Baldacci presents the brothers’ disparities – John is a man so inculcated in the psychology of the military and its codes of honour and loyalty that he named his cat AWOL; Robert’s brilliance marked him out as a potential future head of the National Security Agency – and explains their bond, as the offspring of a mother who mysteriously vanished and an aloof, authoritarian father who enjoyed a storied Army career before succumbing to dementia.

When the powers-that-be set John Puller on his brother’s trail, Baldacci, who has little time for subtlety, emphasizes that the mission “violates every rule the Army has”, and that if the younger Puller is operating without the proper authorizations he is subject to prosecution for “about half a dozen violations” of military law. In short, the stakes could not be higher, as investigator and fugitive simultaneously strive to evade danger and determine what precisely is wanted from them, and by whom.

Though it doesn’t get deep in the character development department, Baldacci has such enthusiasm for his premise and the world of subterfuge in which his company is embedded that you are encouraged to suspend disbelief and ride along. There are ferocious action scenes, double crosses and triple plays, inscrutable fellow agents and cryptic text messages, and lingering glances between potential romantic interests in motel rooms.
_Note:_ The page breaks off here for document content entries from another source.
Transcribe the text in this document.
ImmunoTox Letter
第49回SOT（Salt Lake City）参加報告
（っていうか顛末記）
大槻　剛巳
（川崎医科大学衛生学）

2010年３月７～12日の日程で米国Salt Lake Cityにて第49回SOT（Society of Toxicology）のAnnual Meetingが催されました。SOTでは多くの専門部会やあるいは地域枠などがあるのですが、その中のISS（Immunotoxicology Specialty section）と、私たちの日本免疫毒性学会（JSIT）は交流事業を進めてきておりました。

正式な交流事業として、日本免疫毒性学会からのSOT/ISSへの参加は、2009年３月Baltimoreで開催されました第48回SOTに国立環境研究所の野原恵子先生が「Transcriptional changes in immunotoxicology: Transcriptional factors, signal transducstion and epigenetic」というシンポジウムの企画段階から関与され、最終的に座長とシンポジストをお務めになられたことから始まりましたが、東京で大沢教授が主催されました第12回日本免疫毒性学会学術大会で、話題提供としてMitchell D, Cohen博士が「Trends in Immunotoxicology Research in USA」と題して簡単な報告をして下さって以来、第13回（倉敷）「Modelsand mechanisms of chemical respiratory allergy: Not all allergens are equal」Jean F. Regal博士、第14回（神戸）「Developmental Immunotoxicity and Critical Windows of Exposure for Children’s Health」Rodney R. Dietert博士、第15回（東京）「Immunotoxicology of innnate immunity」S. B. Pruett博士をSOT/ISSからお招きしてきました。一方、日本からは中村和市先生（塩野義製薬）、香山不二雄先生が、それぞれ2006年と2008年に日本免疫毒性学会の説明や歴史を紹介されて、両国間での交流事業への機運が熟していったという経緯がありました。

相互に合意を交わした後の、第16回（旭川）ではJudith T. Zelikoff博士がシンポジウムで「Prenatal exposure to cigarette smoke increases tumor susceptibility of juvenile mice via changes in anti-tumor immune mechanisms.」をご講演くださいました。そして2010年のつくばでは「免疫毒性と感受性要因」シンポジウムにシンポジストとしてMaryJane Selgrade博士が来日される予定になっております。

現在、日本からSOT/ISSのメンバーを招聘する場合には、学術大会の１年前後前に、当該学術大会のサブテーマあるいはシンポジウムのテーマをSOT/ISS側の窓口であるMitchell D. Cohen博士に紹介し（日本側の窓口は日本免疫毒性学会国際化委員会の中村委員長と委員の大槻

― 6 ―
The larger questions to which Baldacci gives a passing nod – those of cyber and biological warfare and nuclear supremacy, the revived Russian spectre, what becomes of the US intelligence mission in the post-Snowden age – aren’t to be answered in The Escape, but there’s no challenging the novel’s timeliness. Only intelligence experts and epidemiologists could verify whether the dastardly plot Baldacci has cooked up, from its opening prison break to the climactic attack on the Department of Defense, could be pulled off in real life. In any case, they would surely deny it.